Permeability in lime plaster in relation to durability of covered materials
Paper i proceeding, 2004
In restoration of old buildings, lime plasters are used for reasons of authenticity and for technical reasons as well. In many traditional constructions, there is wood behind the plasters or there is old lime mortar in the masonry. For the durability of both these underlying materials, it is important that the relative humidity, RH is not too high under a long time of exposure. This can lead to an accelerated degradation process of wood and leaching of lime in mortars. To prevent this, the plaster must have a proper permeability.
The permeability of a material determines its ability to transport gas and moisture. In lime plasters, permeability affects hardening, carbonation as well as durability of the underlying materials. In the present paper, eleven mixtures of lime mortar were studied. The binders used were lime slaked in four different ways, hydraulic lime and cement.

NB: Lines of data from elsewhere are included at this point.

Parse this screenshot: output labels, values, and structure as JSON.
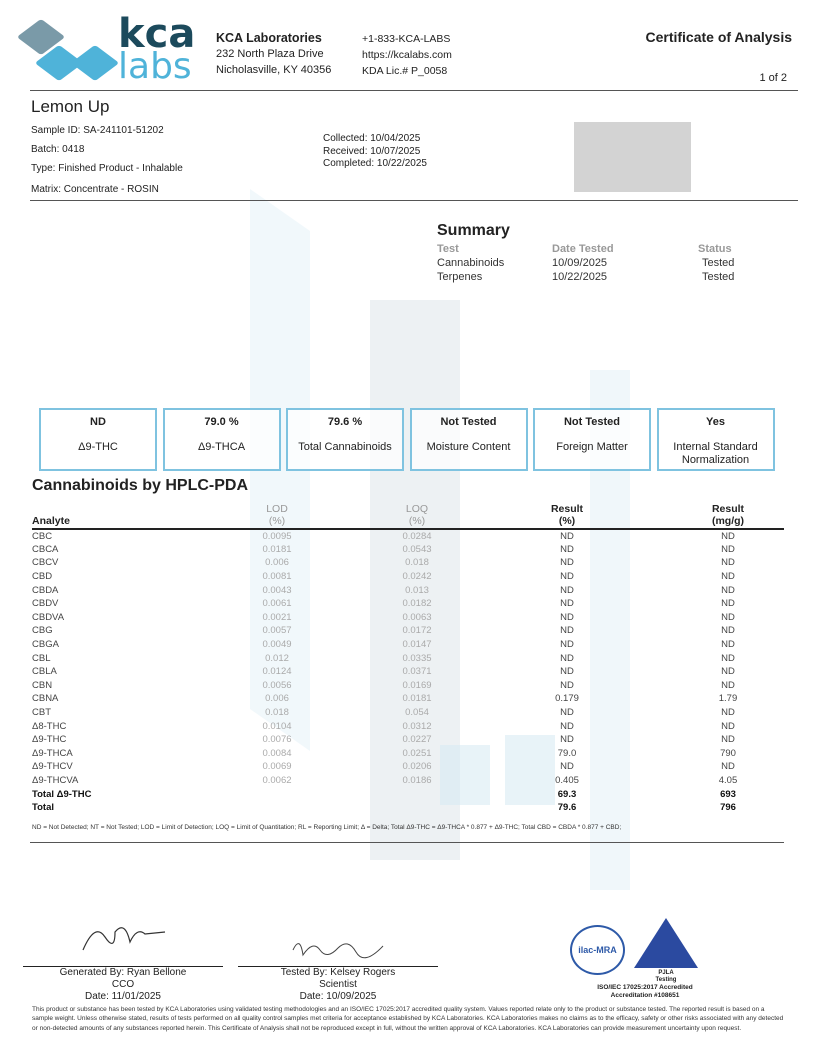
{
  "header": {
    "logo_text_top": "kca",
    "logo_text_bottom": "labs",
    "company": "KCA Laboratories",
    "address1": "232 North Plaza Drive",
    "address2": "Nicholasville, KY 40356",
    "phone": "+1-833-KCA-LABS",
    "website": "https://kcalabs.com",
    "license": "KDA Lic.# P_0058",
    "doc_title": "Certificate of Analysis",
    "page": "1 of 2"
  },
  "sample": {
    "name": "Lemon Up",
    "id": "Sample ID: SA-241101-51202",
    "batch": "Batch: 0418",
    "type": "Type: Finished Product - Inhalable",
    "matrix": "Matrix: Concentrate - ROSIN",
    "collected": "Collected: 10/04/2025",
    "received": "Received: 10/07/2025",
    "completed": "Completed: 10/22/2025"
  },
  "summary": {
    "title": "Summary",
    "headers": [
      "Test",
      "Date Tested",
      "Status"
    ],
    "rows": [
      [
        "Cannabinoids",
        "10/09/2025",
        "Tested"
      ],
      [
        "Terpenes",
        "10/22/2025",
        "Tested"
      ]
    ]
  },
  "boxes": [
    {
      "value": "ND",
      "label": "Δ9-THC"
    },
    {
      "value": "79.0 %",
      "label": "Δ9-THCA"
    },
    {
      "value": "79.6 %",
      "label": "Total Cannabinoids"
    },
    {
      "value": "Not Tested",
      "label": "Moisture Content"
    },
    {
      "value": "Not Tested",
      "label": "Foreign Matter"
    },
    {
      "value": "Yes",
      "label": "Internal Standard Normalization"
    }
  ],
  "cannabinoids": {
    "title": "Cannabinoids by HPLC-PDA",
    "headers": {
      "analyte": "Analyte",
      "lod": "LOD",
      "lod_unit": "(%)",
      "loq": "LOQ",
      "loq_unit": "(%)",
      "res_pct": "Result",
      "res_pct_unit": "(%)",
      "res_mg": "Result",
      "res_mg_unit": "(mg/g)"
    },
    "rows": [
      [
        "CBC",
        "0.0095",
        "0.0284",
        "ND",
        "ND"
      ],
      [
        "CBCA",
        "0.0181",
        "0.0543",
        "ND",
        "ND"
      ],
      [
        "CBCV",
        "0.006",
        "0.018",
        "ND",
        "ND"
      ],
      [
        "CBD",
        "0.0081",
        "0.0242",
        "ND",
        "ND"
      ],
      [
        "CBDA",
        "0.0043",
        "0.013",
        "ND",
        "ND"
      ],
      [
        "CBDV",
        "0.0061",
        "0.0182",
        "ND",
        "ND"
      ],
      [
        "CBDVA",
        "0.0021",
        "0.0063",
        "ND",
        "ND"
      ],
      [
        "CBG",
        "0.0057",
        "0.0172",
        "ND",
        "ND"
      ],
      [
        "CBGA",
        "0.0049",
        "0.0147",
        "ND",
        "ND"
      ],
      [
        "CBL",
        "0.012",
        "0.0335",
        "ND",
        "ND"
      ],
      [
        "CBLA",
        "0.0124",
        "0.0371",
        "ND",
        "ND"
      ],
      [
        "CBN",
        "0.0056",
        "0.0169",
        "ND",
        "ND"
      ],
      [
        "CBNA",
        "0.006",
        "0.0181",
        "0.179",
        "1.79"
      ],
      [
        "CBT",
        "0.018",
        "0.054",
        "ND",
        "ND"
      ],
      [
        "Δ8-THC",
        "0.0104",
        "0.0312",
        "ND",
        "ND"
      ],
      [
        "Δ9-THC",
        "0.0076",
        "0.0227",
        "ND",
        "ND"
      ],
      [
        "Δ9-THCA",
        "0.0084",
        "0.0251",
        "79.0",
        "790"
      ],
      [
        "Δ9-THCV",
        "0.0069",
        "0.0206",
        "ND",
        "ND"
      ],
      [
        "Δ9-THCVA",
        "0.0062",
        "0.0186",
        "0.405",
        "4.05"
      ]
    ],
    "totals": [
      [
        "Total Δ9-THC",
        "69.3",
        "693"
      ],
      [
        "Total",
        "79.6",
        "796"
      ]
    ],
    "footnote": "ND = Not Detected; NT = Not Tested; LOD = Limit of Detection; LOQ = Limit of Quantitation; RL = Reporting Limit; Δ = Delta; Total Δ9-THC = Δ9-THCA * 0.877 + Δ9-THC; Total CBD = CBDA * 0.877 + CBD;"
  },
  "signatures": [
    {
      "line1": "Generated By: Ryan Bellone",
      "line2": "CCO",
      "line3": "Date: 11/01/2025"
    },
    {
      "line1": "Tested By: Kelsey Rogers",
      "line2": "Scientist",
      "line3": "Date: 10/09/2025"
    }
  ],
  "accreditation": {
    "ilac": "ilac-MRA",
    "pjla": "PJLA",
    "pjla_sub": "Testing",
    "line1": "ISO/IEC 17025:2017 Accredited",
    "line2": "Accreditation #108651"
  },
  "disclaimer": "This product or substance has been tested by KCA Laboratories using validated testing methodologies and an ISO/IEC 17025:2017 accredited quality system. Values reported relate only to the product or substance tested. The reported result is based on a sample weight. Unless otherwise stated, results of tests performed on all quality control samples met criteria for acceptance established by KCA Laboratories. KCA Laboratories makes no claims as to the efficacy, safety or other risks associated with any detected or non-detected amounts of any substances reported herein. This Certificate of Analysis shall not be reproduced except in full, without the written approval of KCA Laboratories. KCA Laboratories can provide measurement uncertainty upon request.",
  "colors": {
    "accent": "#4fb3d9",
    "brand_dark": "#1c4a5c",
    "box_border": "#7fc3e0"
  }
}
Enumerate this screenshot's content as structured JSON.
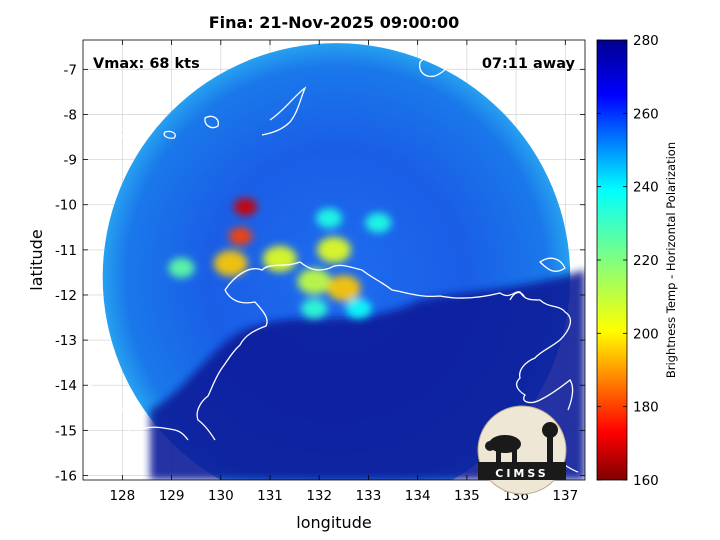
{
  "chart_data": {
    "type": "heatmap",
    "title": "Fina: 21-Nov-2025 09:00:00",
    "annotations": {
      "vmax": "Vmax: 68 kts",
      "time_away": "07:11 away"
    },
    "xlabel": "longitude",
    "ylabel": "latitude",
    "xlim": [
      127.2,
      137.4
    ],
    "ylim": [
      -16.1,
      -6.35
    ],
    "xticks": [
      "128",
      "129",
      "130",
      "131",
      "132",
      "133",
      "134",
      "135",
      "136",
      "137"
    ],
    "yticks": [
      "-7",
      "-8",
      "-9",
      "-10",
      "-11",
      "-12",
      "-13",
      "-14",
      "-15",
      "-16"
    ],
    "grid": true,
    "colorbar": {
      "label": "Brightness Temp - Horizontal Polarization",
      "min": 160,
      "max": 280,
      "ticks": [
        "280",
        "260",
        "240",
        "220",
        "200",
        "180",
        "160"
      ]
    },
    "swath": {
      "center_lon": 132.35,
      "center_lat": -11.6,
      "radius_deg": 4.75
    },
    "features": [
      {
        "lon": 130.5,
        "lat": -10.05,
        "value": 168
      },
      {
        "lon": 130.4,
        "lat": -10.7,
        "value": 180
      },
      {
        "lon": 130.2,
        "lat": -11.3,
        "value": 195
      },
      {
        "lon": 131.2,
        "lat": -11.2,
        "value": 205
      },
      {
        "lon": 131.9,
        "lat": -11.7,
        "value": 210
      },
      {
        "lon": 132.5,
        "lat": -11.85,
        "value": 195
      },
      {
        "lon": 132.3,
        "lat": -11.0,
        "value": 205
      },
      {
        "lon": 129.2,
        "lat": -11.4,
        "value": 225
      },
      {
        "lon": 132.2,
        "lat": -10.3,
        "value": 235
      },
      {
        "lon": 133.2,
        "lat": -10.4,
        "value": 235
      },
      {
        "lon": 132.8,
        "lat": -12.3,
        "value": 238
      },
      {
        "lon": 131.9,
        "lat": -12.3,
        "value": 232
      }
    ]
  },
  "logo": {
    "text": "CIMSS"
  }
}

The following measurements were made to analyse the permeability and the pore structure of the samples. Gas permeability and draining curves give an indication of rate of carbonation. Vapour permeability shows the ability of plaster to transmit moisture at different RH. Thin sections were made for microscopically investigations of the samples.
The investigations show that both the vapour permeability and gas permeability decreases with an increased amount of hydraulic binder in the lime plasters. Even small amounts of hydraulic binder have a significant effect.
By connecting these results with examples from reality, the picture becomes clearer. In the medieval town Visby in Sweden, there are several examples of both rotten wood and disintegrated lime mortars. It is constructions from 13th to 19th centuries and low permeable cementitious plasters have covered them all, during the middle of the 20th century.